In fact, even if we were to accept the point of view of Mrs. Brnabić regarding the January 16th referendum, and the notion that a Law can dictate the conditions under which the Constitution can be changed, her interpretation of the Referendum Act, to which changes were proposed by her government and which the National Assembly passed due to unprecedented public pressure, is flawed.
Namely, Article 5 of the Changes to the Referendum and People‘s Initiative Act states that any referendum that was scheduled before these changes come into force will be held under the rules proscribed by the act that was in force at the time when the referendum was scheduled.
In this specific case this means that:
- At the time when the referendum on the changes to the Constitution was scheduled (November 30th) the Referendum Act in force was the one that came into force on November 26th (which prescribed a one year moratorium on failed referendums).
- The Changes to the Referendum Act (which extended the moratorium on failed referendums to 4 years), which Mrs. Brnabić is basing her claims on, came into force on December 11th.
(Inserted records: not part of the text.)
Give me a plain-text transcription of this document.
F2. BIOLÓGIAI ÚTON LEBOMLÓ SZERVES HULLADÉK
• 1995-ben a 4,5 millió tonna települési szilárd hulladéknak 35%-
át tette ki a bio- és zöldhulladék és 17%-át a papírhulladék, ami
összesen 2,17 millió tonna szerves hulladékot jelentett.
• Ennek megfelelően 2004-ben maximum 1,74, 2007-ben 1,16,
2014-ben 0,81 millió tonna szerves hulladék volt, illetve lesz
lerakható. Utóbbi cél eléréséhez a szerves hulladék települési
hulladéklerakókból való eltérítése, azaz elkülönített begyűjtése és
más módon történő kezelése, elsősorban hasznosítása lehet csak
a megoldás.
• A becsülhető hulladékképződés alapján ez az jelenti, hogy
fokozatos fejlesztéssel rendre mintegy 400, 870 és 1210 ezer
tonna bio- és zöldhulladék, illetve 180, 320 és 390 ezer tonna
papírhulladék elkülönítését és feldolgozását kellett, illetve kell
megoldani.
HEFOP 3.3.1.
Ergo: The referendum scheduled for January 16th will be regulated by the Referendum Act that was in force on November 30th (one year moratorium on failed referendums).
* * *
After all that was said all that remains is the question how to qualify the fact that Mrs. Brnabić, wittingly or unwittingly, is trying to pass her own flawed interpretation as fact ahead of the scheduled referendum to the citizens of Serbia and in particular to the part of the public that cares most about European integrations and is politically the most active?
Whichever qualification of the ones mentioned above you decide upon does not bode well for the Prime Minister as it outright refutes her.
As we have previously stated while commenting on the changes to the Referendum Act the question of census is secondary in comparison to the question whether the decision on the referendum is made in a way and through a process which guarantees a decision that would have political legitimacy.
It is exactly because of this legitimacy that it is impossible to accept that a decision on such an important issue should be based on inaccurate claims, especially those coming from the Prime Minister of whom we should expect to strengthen the legitimacy of the Act that was passed by the National Assembly, the very assembly who‘s very legitimacy is hotly disputed by the public.
All other questions written in invisible ink, unlike the one Mrs. Brnabić tried to speak about, still remain. They will become visible once the referendum campaign starts to heat up.